Thank you all so much for your help.

Padding the basis was unsuccessful. We tried changing the basis to a range of time points from 1022 -1025 and still got the same error each time.

However, simulating a basis set with MRS-Cloud and converting it to an LCModel set with osprey before converting it again to an FSL-MRS basis set was successful, and it is, without a doubt, the finest one we’ve had so far.
1

Now it is just a question of refinement. Do you have any advice on how to improve the fit further? The attached images show the fit without any processing or MMs.

Kind regards,
Thomas Cawood.

Hi @ThomasCawood,

At first glance your basis set looks much better now, but you will need to incorporate MM/Lipid components too – you data has some quite noticable components (eg to the right of NAA) which aren’t accounted for by your current basis set, and can’t be easily accomodated by FSLMRS’s polynomial baseline model (you might get away with this in another algorithm with a more flexible baseline model, but that comes with its own risks).

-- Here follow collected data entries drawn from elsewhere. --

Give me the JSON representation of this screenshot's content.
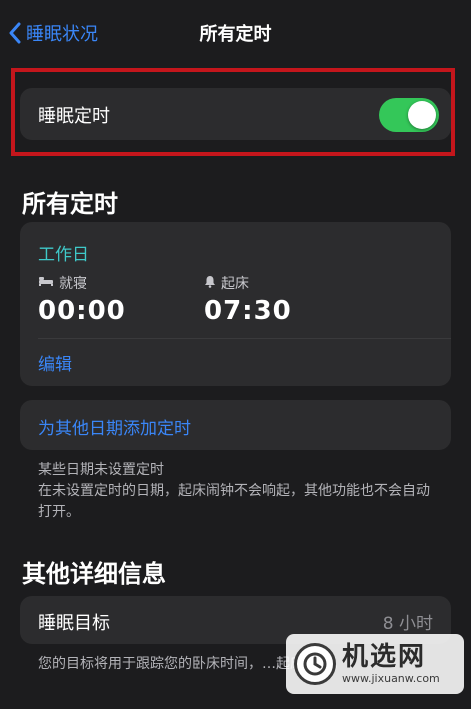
{
  "nav": {
    "back_label": "睡眠状况",
    "title": "所有定时"
  },
  "sleep_schedule_toggle": {
    "label": "睡眠定时",
    "enabled": true
  },
  "all_schedules": {
    "section_title": "所有定时",
    "card": {
      "days": "工作日",
      "bedtime_label": "就寝",
      "bedtime_value": "00:00",
      "wake_label": "起床",
      "wake_value": "07:30",
      "edit_label": "编辑"
    },
    "add_label": "为其他日期添加定时",
    "note": "某些日期未设置定时\n在未设置定时的日期，起床闹钟不会响起，其他功能也不会自动打开。"
  },
  "other_details": {
    "section_title": "其他详细信息",
    "goal_label": "睡眠目标",
    "goal_value": "8 小时",
    "note": "您的目标将用于跟踪您的卧床时间，…起床闹钟。"
  },
  "colors": {
    "background": "#1c1c1e",
    "card": "#2c2c2e",
    "accent_blue": "#3a86f7",
    "teal": "#3fc9c9",
    "toggle_on": "#34c759",
    "highlight_red": "#c4161c"
  },
  "watermark": {
    "title": "机选网",
    "url": "www.jixuanw.com"
  }
}
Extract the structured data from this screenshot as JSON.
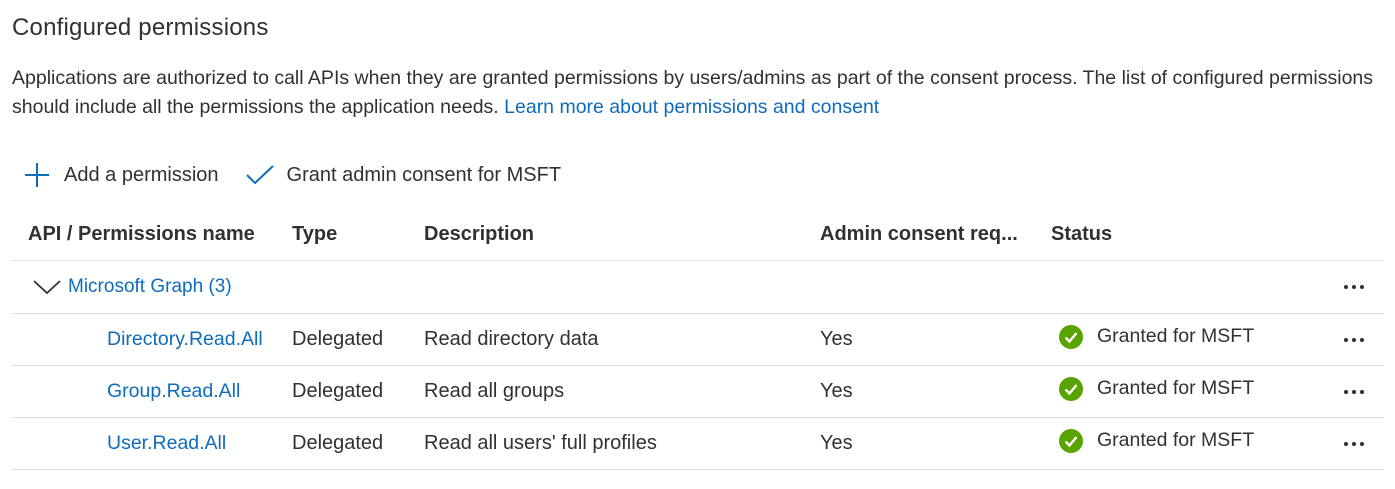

The data isn’t remarkably good – I assume this is healthy tissue? What region are you acquiring from? You say “without any processing” – ECC (if you have a water reference available) and phasing might clean things up a bit. You could also try truncating the first few points (-leftshift in fsl_mrs_proc) to remove some of the broad undulations – although it would be preferable to deal with these in the model.

Alex.

Completely agree with @alex 's suggestions. It looks like there is some first-order phase in your data (equivalent to a time shift in the time domain). I think I’d try to tackle that first.